Le conseil d’état a rendu son verdict : rejet de la requête sur l’ouverture des salles de spectacles et de cinéma.
Il est des défaites qui sont des victoires, et ce n’est pas parole de politicien un soir d’élection. Les avocats sont unanimes et c’est rageant : si nous avions attaqué plus tôt, si le jugement avait été rendu avant le week-end dernier (19 et 20 décembre), nous aurions gagné, de manière sûre.
Oui, juridiquement, comme je le prévoyais, le jugement nous est en tous points favorables.
Le juge des référés relève que « la fermeture au public des lieux culturels porte une atteinte grave aux libertés, notamment à la liberté d’_expression_, à la liberté de création artistique, à la liberté d’accès aux œuvres culturelles et la liberté d’entreprendre. Le seul fait qu’une partie des activités concernées pourrait demeurer accessible au public à travers d’autres supports ou de manière dématérialisée ne saurait faire disparaître cette atteinte. »
Première victoire : l’argument du gouvernement qui consistait à expliquer que le numérique permettait cette liberté fondamentale (liberté d’_expression_ etc ..) tombe à l’eau.

La liberté fondamentale est reconnue et gravée dans le marbre.
Le juge ajoute « les exploitants des établissements concernés ont mis en œuvre des protocoles sanitaires particulièrement stricts qui sont de nature, au moins pour une partie de ces salles, à diminuer significativement le risque lié à l’existence de rassemblements dans un espace clos. Le risque de transmission du virus dans les cinémas, théâtres et salles de spectacle est ainsi plus faible que pour d’autres événements accueillant du public, dès lors que de tels protocoles sont effectivement appliqués. »

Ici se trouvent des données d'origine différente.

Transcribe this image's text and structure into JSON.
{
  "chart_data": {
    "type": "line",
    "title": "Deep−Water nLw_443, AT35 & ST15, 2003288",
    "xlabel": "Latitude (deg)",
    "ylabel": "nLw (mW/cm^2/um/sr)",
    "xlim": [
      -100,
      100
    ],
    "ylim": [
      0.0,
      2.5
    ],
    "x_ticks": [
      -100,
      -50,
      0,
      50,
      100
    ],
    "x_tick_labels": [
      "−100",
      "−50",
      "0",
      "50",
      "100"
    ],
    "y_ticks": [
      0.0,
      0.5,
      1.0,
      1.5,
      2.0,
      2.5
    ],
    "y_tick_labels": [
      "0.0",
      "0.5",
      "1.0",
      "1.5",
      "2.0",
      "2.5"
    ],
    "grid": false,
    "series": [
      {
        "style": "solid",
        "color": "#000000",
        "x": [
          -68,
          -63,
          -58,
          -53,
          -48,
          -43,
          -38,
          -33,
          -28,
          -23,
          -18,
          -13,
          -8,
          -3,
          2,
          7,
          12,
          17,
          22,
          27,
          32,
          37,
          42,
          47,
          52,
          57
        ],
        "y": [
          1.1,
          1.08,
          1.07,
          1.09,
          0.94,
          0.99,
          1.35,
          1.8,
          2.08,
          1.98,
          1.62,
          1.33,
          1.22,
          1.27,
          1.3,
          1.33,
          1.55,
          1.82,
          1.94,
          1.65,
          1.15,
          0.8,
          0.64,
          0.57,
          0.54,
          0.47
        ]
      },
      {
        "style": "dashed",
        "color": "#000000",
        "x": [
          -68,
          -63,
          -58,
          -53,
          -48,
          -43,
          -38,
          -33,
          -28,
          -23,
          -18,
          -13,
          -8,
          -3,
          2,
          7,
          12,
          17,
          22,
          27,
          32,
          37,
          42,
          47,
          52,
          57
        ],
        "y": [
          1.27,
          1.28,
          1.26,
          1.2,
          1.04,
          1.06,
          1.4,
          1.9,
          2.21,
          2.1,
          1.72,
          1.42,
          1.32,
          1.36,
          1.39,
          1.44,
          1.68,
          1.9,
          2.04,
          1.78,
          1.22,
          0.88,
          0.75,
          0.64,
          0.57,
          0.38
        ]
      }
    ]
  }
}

Deuxième victoire : les théâtres et les cinémas sont moins « contaminants » que les lieux de culte ou autres évènements accueillant du public. Le conseil d’état reconnait donc recevable l’argument apporté par le conseil scientifique et plusieurs études démontrant que l’impact est moindre que pour les rassemblements religieux notamment parce que les fidèles parlent et chantent, arguments présents dans les requêtes déposées.

Enfin, le juge des référés estime que « le maintien de la fermeture au public des cinémas, théâtres et salles de spectacles serait manifestement illégal s’il n’était justifié que parce qu’il existe un risque de contamination des spectateurs, indépendamment du contexte sanitaire général. »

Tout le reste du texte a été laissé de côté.